Since Congress has deferred action until this spring on more than $100 billion of the $189 billion the president has requested for supplemental Defense Department funding for the current fiscal year ending September 30, 2008, no one knows how much we will spend for each component of the Department’s budget in the current year. We can, however, compare fiscal year 2007 spending levels with those in 2001 to get a relatively clear picture of what is driving the increased spending.
Overall, defense expenditures grew by $235 billion between 2001 and 2007 after accounting for inflation. Of that amount, $42 billion of, or 18 percent, went to higher personnel costs, $94 billion (40 percent) went to operations and maintenance, and $29 billion (12 percent) went to research and development. Only $60 billion—slightly more than 25 percent—went to procurement.

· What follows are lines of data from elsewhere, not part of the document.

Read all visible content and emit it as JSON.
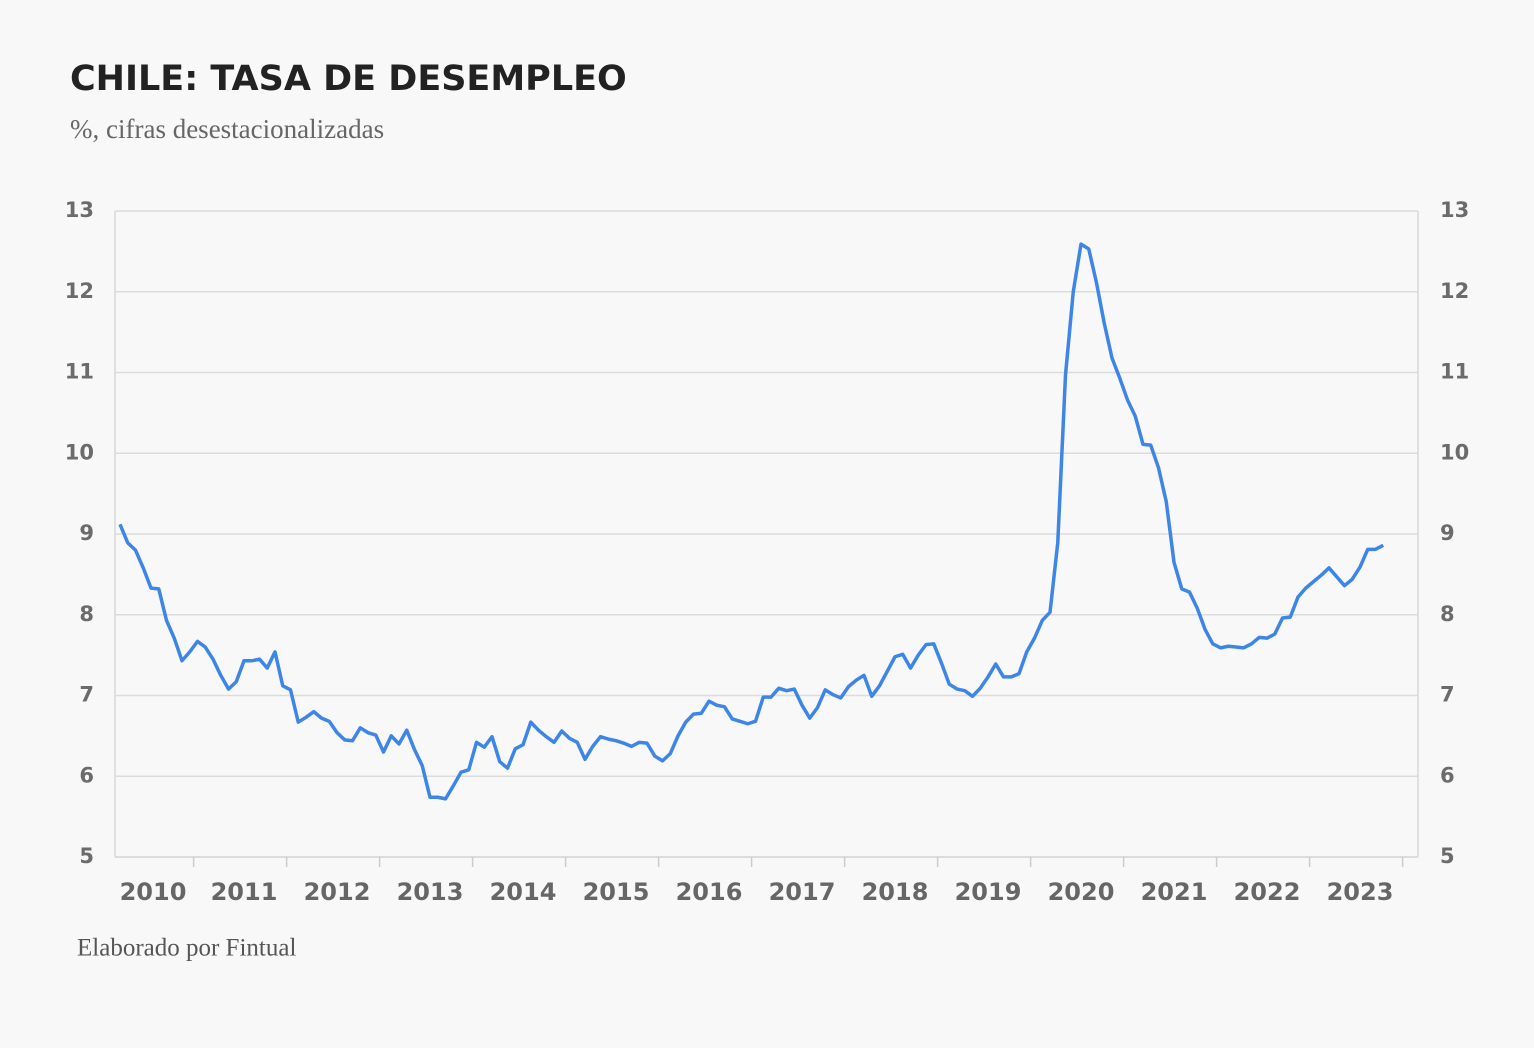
{
  "chart_data": {
    "type": "line",
    "title": "CHILE: TASA DE DESEMPLEO",
    "subtitle": "%, cifras desestacionalizadas",
    "source": "Elaborado por Fintual",
    "categories": [
      null,
      null,
      null,
      null,
      "2010",
      null,
      null,
      null,
      null,
      null,
      null,
      null,
      null,
      null,
      null,
      null,
      "2011",
      null,
      null,
      null,
      null,
      null,
      null,
      null,
      null,
      null,
      null,
      null,
      "2012",
      null,
      null,
      null,
      null,
      null,
      null,
      null,
      null,
      null,
      null,
      null,
      "2013",
      null,
      null,
      null,
      null,
      null,
      null,
      null,
      null,
      null,
      null,
      null,
      "2014",
      null,
      null,
      null,
      null,
      null,
      null,
      null,
      null,
      null,
      null,
      null,
      "2015",
      null,
      null,
      null,
      null,
      null,
      null,
      null,
      null,
      null,
      null,
      null,
      "2016",
      null,
      null,
      null,
      null,
      null,
      null,
      null,
      null,
      null,
      null,
      null,
      "2017",
      null,
      null,
      null,
      null,
      null,
      null,
      null,
      null,
      null,
      null,
      null,
      "2018",
      null,
      null,
      null,
      null,
      null,
      null,
      null,
      null,
      null,
      null,
      null,
      "2019",
      null,
      null,
      null,
      null,
      null,
      null,
      null,
      null,
      null,
      null,
      null,
      "2020",
      null,
      null,
      null,
      null,
      null,
      null,
      null,
      null,
      null,
      null,
      null,
      "2021",
      null,
      null,
      null,
      null,
      null,
      null,
      null,
      null,
      null,
      null,
      null,
      "2022",
      null,
      null,
      null,
      null,
      null,
      null,
      null,
      null,
      null,
      null,
      null,
      "2023",
      null,
      null,
      null
    ],
    "values": [
      9.12,
      8.89,
      8.8,
      8.58,
      8.33,
      8.32,
      7.93,
      7.71,
      7.43,
      7.54,
      7.67,
      7.6,
      7.45,
      7.25,
      7.08,
      7.17,
      7.43,
      7.43,
      7.45,
      7.34,
      7.54,
      7.12,
      7.07,
      6.67,
      6.73,
      6.8,
      6.72,
      6.68,
      6.54,
      6.45,
      6.44,
      6.6,
      6.54,
      6.51,
      6.3,
      6.5,
      6.4,
      6.57,
      6.33,
      6.13,
      5.74,
      5.74,
      5.72,
      5.88,
      6.05,
      6.08,
      6.42,
      6.36,
      6.49,
      6.18,
      6.1,
      6.34,
      6.39,
      6.67,
      6.57,
      6.49,
      6.42,
      6.56,
      6.47,
      6.42,
      6.21,
      6.37,
      6.49,
      6.46,
      6.44,
      6.41,
      6.37,
      6.42,
      6.41,
      6.25,
      6.19,
      6.28,
      6.5,
      6.67,
      6.77,
      6.78,
      6.93,
      6.88,
      6.86,
      6.71,
      6.68,
      6.65,
      6.68,
      6.98,
      6.98,
      7.09,
      7.06,
      7.08,
      6.88,
      6.72,
      6.85,
      7.07,
      7.01,
      6.97,
      7.11,
      7.19,
      7.25,
      6.99,
      7.12,
      7.3,
      7.48,
      7.51,
      7.34,
      7.5,
      7.63,
      7.64,
      7.4,
      7.14,
      7.08,
      7.06,
      6.99,
      7.09,
      7.23,
      7.39,
      7.23,
      7.23,
      7.27,
      7.54,
      7.71,
      7.93,
      8.03,
      8.89,
      10.97,
      12.0,
      12.59,
      12.53,
      12.11,
      11.61,
      11.18,
      10.93,
      10.66,
      10.46,
      10.11,
      10.1,
      9.82,
      9.4,
      8.65,
      8.32,
      8.28,
      8.08,
      7.82,
      7.64,
      7.59,
      7.61,
      7.6,
      7.59,
      7.64,
      7.72,
      7.71,
      7.76,
      7.96,
      7.97,
      8.22,
      8.33,
      8.41,
      8.49,
      8.58,
      8.47,
      8.36,
      8.44,
      8.59,
      8.81,
      8.81,
      8.86
    ],
    "color": "#3d86e8",
    "ylim": [
      5,
      13
    ],
    "yticks": [
      5,
      6,
      7,
      8,
      9,
      10,
      11,
      12,
      13
    ],
    "grid": true
  }
}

But a more damning set of figures emerge if one examines what has happened within the procurement accounts. In 2001, big ticket procurement items such as Navy shipbuilding and Navy and Air Force aircraft procurement, totaled nearly $35 billion (in 2007 dollars). Those activities accounted for about half of all defense procurement. By 2007, spending in those three categories accounted for only $38 billion, or less than 5 percent of the $60 billion inflation-adjusted increase in procurement spending.
Where is the rest of the money going? Procurement for the Army and Marine Corps grew from $12 billion in 2001 to $55 billion in 2007—an increase of 350 percent. The single category of greatest growth was “Army Procurement Other,” which includes among other things, trucks, mine protection equipment, and High Mobility Multipurpose Wheeled Vehicles. HMMWV spending jumped to about $3 billion in 2007, up from only $110 million in 2001.

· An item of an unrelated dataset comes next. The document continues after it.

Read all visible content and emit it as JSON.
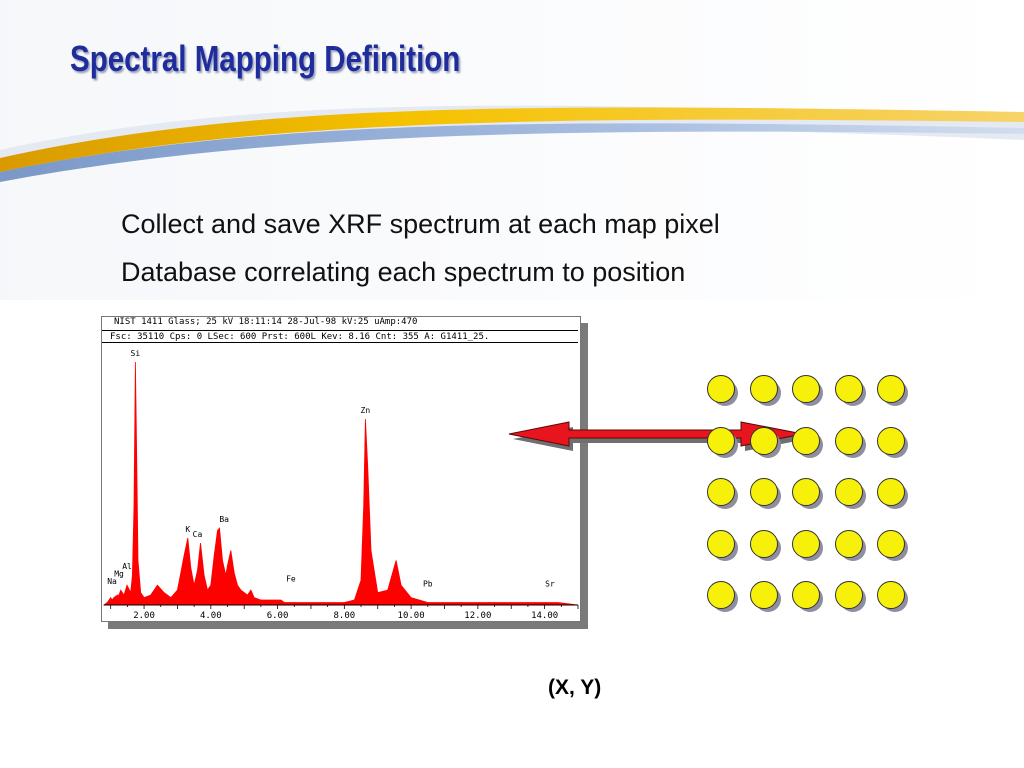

Yet no one sees these purchases as a windfall for the Army. The Iraq war is chewing up equipment even faster than it is chewing our soldiers. There is significant debate as to how much of this equipment will even be worth the freight charges to bring it home.
According to a number of old hands at the Pentagon, this may be the first conflict in modern history in which the United States ends combat with military equipment in worse shape than when it started.

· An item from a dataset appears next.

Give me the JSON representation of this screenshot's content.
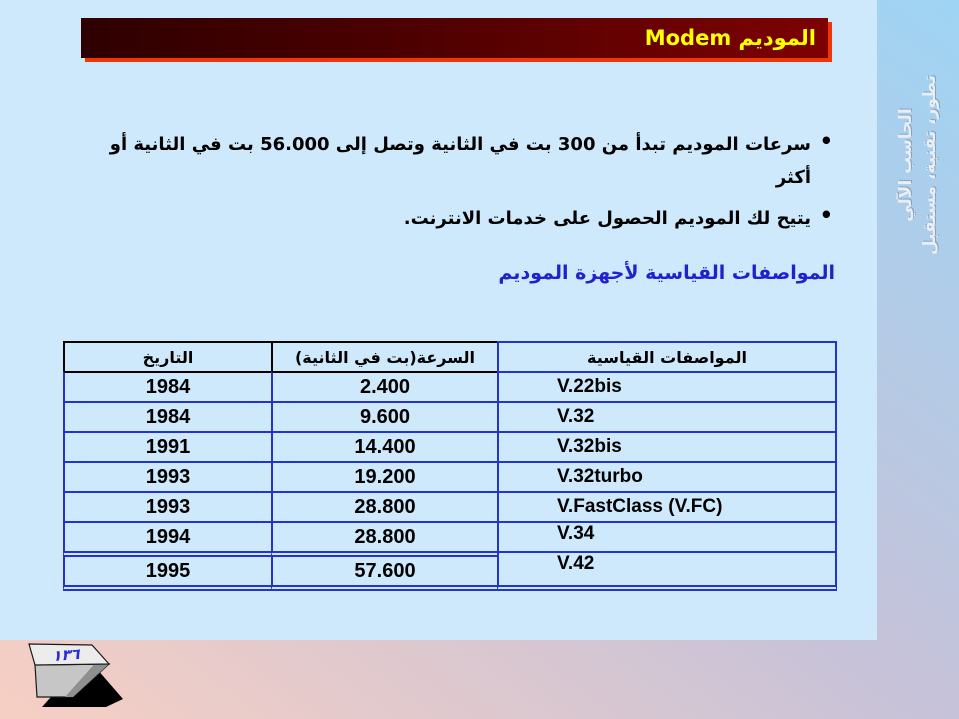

This may be true even with respect to the three activities mentioned earlier, shipbuilding and Navy and Air Force aircraft procurement. Nearly all of the relatively small increases that occurred between 2001 and 2007 in those three components of the military budget were for rehabilitation and replacement of transport planes, which are logging tens of thousands of hours of airtime hauling troops and equipment in and out of Iraq. And it is difficult to say at this point whether our air transport inventory will end up in better or worse shape at the end of the Iraq conflict than it was at the beginning.
Ship building has actually dipped below 2001 levels. As a result, we have slowed the rate of production at our shipyards, which has in turn significantly increased the cost to the government for each new ship that will be commissioned. The slow pace of ship procurement and the higher price the government is now paying make it virtually impossible to add the more than 30 ships the Navy claims it must have in order to reach a 313-ship level with the capacity—along with other friendly navies—to adequately patrol major world shipping lanes.
A similar story is emerging with respect to airpower. The average age of aircraft currently in the Air Force inventory is 24 years. Failure to replace aging ships, fighters, and bombers on a timely basis will mean higher maintenance costs in the near term, and a growing future liability for re-capitalizing our forces once the Iraq war is completed.
Increased defense spending is crowding out needed domestic investments, such as repairing and maintaining our roads and bridges, and improving the quality of our schools. Yet the Iraq war is also eroding the capacity of our military to project force around the world, and to deal with emerging security issues once the Iraq war has come to an end.
This is yet another hidden cost of our protracted involvement in Iraq. It should be weighed in any overall assessment of whether our efforts there are worth the price that is being paid.